The North Bend Eagle

 

Retired teachers filling need

by Jake Wright
Published 2/14/24

When North Bend Central needs an extra teacher, it often turns to former teachers.

NBC relies on a pool of retired teachers that have stayed local and stayed involved with the school through substitute teaching. With subs being harder and harder to find these days, it is a resource the school doesn’t take for granted.


Retired kindergarten teachers Shirley Johnson substitute teaches at NBE last week. Subs are becoming harder for schools to find.

Former NBC business teacher Jodi Yount began teaching in 1981. She taught business classes her whole career, though the classes changed drastically from the eighties to 2010s.

“The business department was just very different,” Yount said. “We taught business machines, business math, basic programming, accounting, business management, consumer law. The curriculum was just very vast compared to the way it is now.”

She retired from full-time teaching in 2015 and began substitute teaching the following fall. She started off the 2015-16 school year with about 45 days of subbing.

“That was always my intent, to retire and come back,” Yount said. “It requires a lot of stamina, but I still wanted to stay involved. That is why I still do 99% of my subbing (at NBC) because I still know the families, I still know the kids, they still know me. I’m to the point now where I’ve taught a lot of their parents.”

A lot of variety comes with substituting, since subs often don’t know ahead of time who they’ll sub for or what subject they’ll be teaching. Yount said that was one of her favorite aspects of subbing as you see all the age ranges as well as the subjects. Last week she was teaching high school math one day and industrial tech the next.

“When you sub, your experiences are very eclectic,” Yount said. “You get to experience the broad spectrum of all the subjects.”

Bev Greuber taught at North Bend’s elementary school for 39 years before retiring in 2018. She began substituting in 2020.

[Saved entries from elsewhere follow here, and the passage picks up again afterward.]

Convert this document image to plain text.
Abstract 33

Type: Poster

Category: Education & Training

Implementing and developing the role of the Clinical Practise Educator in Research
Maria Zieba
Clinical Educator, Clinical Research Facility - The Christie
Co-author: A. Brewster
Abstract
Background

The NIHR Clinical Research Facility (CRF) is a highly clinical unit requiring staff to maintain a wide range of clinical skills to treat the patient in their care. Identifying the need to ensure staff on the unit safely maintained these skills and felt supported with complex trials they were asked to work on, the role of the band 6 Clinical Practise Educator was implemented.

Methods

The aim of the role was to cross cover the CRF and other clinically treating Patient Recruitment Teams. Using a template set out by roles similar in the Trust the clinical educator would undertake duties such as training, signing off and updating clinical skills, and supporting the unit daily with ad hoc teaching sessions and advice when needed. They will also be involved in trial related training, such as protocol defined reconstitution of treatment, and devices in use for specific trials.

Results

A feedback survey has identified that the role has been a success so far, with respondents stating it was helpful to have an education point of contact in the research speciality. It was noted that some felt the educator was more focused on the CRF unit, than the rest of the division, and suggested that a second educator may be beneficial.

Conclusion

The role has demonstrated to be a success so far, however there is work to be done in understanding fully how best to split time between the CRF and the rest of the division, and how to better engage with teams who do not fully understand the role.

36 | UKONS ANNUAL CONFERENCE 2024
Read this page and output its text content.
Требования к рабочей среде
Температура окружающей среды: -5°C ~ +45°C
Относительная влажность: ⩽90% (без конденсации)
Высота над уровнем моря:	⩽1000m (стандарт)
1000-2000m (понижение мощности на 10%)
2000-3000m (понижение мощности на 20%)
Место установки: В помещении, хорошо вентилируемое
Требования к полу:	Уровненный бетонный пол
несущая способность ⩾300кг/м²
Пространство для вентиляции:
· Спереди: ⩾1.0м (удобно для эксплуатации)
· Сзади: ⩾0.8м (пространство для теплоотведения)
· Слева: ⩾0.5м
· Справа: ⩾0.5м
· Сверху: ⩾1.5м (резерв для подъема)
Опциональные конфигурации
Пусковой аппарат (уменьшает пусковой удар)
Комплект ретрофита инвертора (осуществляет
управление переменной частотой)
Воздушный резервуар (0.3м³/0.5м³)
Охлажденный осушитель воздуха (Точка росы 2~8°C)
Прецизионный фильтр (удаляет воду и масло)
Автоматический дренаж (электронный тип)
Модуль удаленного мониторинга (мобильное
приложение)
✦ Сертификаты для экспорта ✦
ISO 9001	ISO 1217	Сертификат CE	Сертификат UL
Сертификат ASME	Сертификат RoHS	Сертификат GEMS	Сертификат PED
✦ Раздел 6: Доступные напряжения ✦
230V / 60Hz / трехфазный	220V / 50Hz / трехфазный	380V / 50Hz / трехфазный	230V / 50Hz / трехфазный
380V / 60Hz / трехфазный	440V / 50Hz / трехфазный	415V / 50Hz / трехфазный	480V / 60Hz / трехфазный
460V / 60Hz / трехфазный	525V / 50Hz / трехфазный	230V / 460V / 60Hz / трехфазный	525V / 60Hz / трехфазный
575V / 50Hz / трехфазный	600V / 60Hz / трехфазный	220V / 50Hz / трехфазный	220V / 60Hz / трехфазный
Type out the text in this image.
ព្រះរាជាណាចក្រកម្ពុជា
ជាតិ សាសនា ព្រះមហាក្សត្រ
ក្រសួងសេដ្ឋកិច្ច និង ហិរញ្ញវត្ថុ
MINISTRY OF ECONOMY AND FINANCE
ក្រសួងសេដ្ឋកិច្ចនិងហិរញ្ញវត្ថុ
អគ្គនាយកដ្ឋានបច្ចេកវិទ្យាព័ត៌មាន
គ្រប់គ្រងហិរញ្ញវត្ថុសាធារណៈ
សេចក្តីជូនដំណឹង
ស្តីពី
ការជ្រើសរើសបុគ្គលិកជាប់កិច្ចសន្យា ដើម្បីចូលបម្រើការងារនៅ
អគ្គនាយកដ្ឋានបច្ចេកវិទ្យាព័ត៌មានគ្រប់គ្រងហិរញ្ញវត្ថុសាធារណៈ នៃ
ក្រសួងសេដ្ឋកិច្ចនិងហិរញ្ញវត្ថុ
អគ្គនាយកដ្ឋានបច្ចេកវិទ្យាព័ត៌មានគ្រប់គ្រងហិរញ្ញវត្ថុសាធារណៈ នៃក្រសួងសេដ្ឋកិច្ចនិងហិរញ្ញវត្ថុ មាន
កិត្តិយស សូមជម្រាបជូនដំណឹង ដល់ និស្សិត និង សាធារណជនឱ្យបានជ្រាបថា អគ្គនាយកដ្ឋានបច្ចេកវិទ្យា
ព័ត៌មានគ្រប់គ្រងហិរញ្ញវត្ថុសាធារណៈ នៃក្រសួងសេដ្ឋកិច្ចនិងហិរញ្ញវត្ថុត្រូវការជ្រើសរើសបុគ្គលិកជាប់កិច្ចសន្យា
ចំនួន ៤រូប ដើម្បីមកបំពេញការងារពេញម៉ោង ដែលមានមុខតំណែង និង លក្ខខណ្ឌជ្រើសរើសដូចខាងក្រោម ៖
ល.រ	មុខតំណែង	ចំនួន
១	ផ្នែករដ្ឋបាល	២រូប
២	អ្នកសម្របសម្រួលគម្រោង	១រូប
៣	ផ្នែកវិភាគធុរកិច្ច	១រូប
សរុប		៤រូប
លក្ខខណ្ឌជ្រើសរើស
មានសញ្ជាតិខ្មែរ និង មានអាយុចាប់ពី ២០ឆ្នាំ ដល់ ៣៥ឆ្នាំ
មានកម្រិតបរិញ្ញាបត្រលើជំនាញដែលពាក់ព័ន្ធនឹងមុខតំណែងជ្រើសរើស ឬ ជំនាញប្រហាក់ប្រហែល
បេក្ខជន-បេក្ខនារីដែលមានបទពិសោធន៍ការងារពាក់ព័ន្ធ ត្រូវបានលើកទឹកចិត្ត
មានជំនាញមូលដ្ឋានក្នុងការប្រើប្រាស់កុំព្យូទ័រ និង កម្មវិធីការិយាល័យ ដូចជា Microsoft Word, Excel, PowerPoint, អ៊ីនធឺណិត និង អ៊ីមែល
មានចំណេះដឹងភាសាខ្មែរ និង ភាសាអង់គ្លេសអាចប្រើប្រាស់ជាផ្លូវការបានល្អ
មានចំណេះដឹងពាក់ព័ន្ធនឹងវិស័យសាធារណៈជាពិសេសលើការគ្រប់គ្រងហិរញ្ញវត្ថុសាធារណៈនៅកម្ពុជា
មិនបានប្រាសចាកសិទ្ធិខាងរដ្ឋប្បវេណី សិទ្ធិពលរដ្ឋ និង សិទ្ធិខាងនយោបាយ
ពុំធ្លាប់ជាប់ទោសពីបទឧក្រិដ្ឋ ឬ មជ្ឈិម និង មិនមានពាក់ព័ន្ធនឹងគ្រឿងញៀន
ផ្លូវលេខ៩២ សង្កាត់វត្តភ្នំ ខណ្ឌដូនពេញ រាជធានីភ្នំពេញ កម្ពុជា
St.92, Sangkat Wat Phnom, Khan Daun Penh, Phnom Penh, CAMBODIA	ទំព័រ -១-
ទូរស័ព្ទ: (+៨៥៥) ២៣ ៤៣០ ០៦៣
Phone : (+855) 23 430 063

“Is it terrible to say that I missed school?” Grueber said. “I missed the kids. I missed the adults. School had been my life for so long, it was just hard to not be back at school.”

Grueber talked about how joyful it is to see former students grow and change into young adults. She also wishes people outside of the school building respected teachers and substitutes a little more and knew just how much time and effort teachers put into their students and their classes. As for her favorite subject, she loves home economics classes.

“If I could come back as a teacher again, I think I would be a family consumer science teacher,” she said. “I like English as well, but mostly it’s just nice to see a variety of things. It’s never boring.”

Finding such willing substitute teachers isn’t always easy. NBC superintendent Patrick Ningen said there is a shortage of subs, and North Bend is fortunate enough to have old teachers come back. He said that it is common for a school system to have former teachers come back and substitute, and it’s always nice having someone you can rely on.

“It’s becoming harder and harder (to find subs),” Ningen said. “The expectations in the classroom continue to go up, and there’s different criteria to be a sub.”